TEDDY RINER: LE KING C’EST LUI ET IL COMPTE LE RESTER

Teddy Riner, 28 ans, né en Guadeloupe, est un des judokas qui a le plus marqué son époque. Évoluant dans la catégorie des plus de 100 kg (poids lourds), il détient à son actif un record de huit titres de champion du monde, champion olympique à Londres en 2012 et à Rio de Janeiro en 2016, médaillé de bronze à Pékin en 2008, quintuple champion d’Europe.

Teddy Riner est un champion et maintenir son règne d’invincibilité est une chose qui lui tient beaucoup à coeur. «Tant que je suis là, je ne veux laisser personne se dire qu’il a été champion du monde. Il faudra attendre que j’ai arrêté! ». Avec son palmarès, le King peut se permettre une telle audace.  Car en ce qui concerne la préparation et les entraînements, Teddy ne néglige rien et fait toujours en sorte de se surpasser. La page des Jeux de Rio enfin tournée, Teddy regarde déjà vers sa prochaine échéance. 
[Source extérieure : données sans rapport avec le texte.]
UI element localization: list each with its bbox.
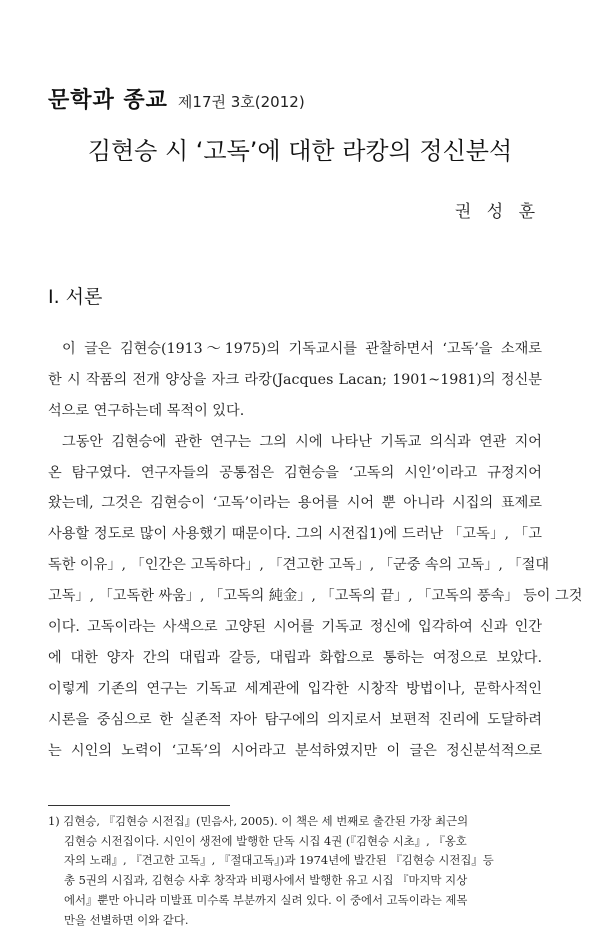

Depuis sa tendre jeunesse, il s’est juré d’être au sommet de sa passion et si c’était le cas il ferait son maximum pour être imbattable dans ce jeu qui pour lui représente bien plus qu’un duel sur un tatami. 

« Il y a un moment où il faut souffler. C’est exactement comme dans un couple. Même si là, elle (le judo) me manque beaucoup et que j’ai envie de lui dire: reviens! » nargue-t-il d’un ton moqueur. Ce désir ardent de se surpasser de plus en plus et cette tension constante qui le lie à cette pratique le font pousser des ailes. 

Pour son entraîneur aussi, l’objectif fixé des 4 ans à venir est de revoir un Teddy Riner puissant comme on le connaît.
«Il faut du panache, il faut qu’il fasse tomber. Pour l’instant ce n’est pas du combat c’est de la technique, de l’efficacité. Il faudra aller en stage au Japon pour qu’il retrouve des sensations, qu’il accepte de tomber à l’entraînement pour avoir un autre regard», explique son coatch Chambily.
Le Japon accueillera prochainement les JO-2020 mais aussi les Mondiaux-2019, la seule compétition pour laquelle Chambily programme des réserves quant à la présence de Teddy Riner.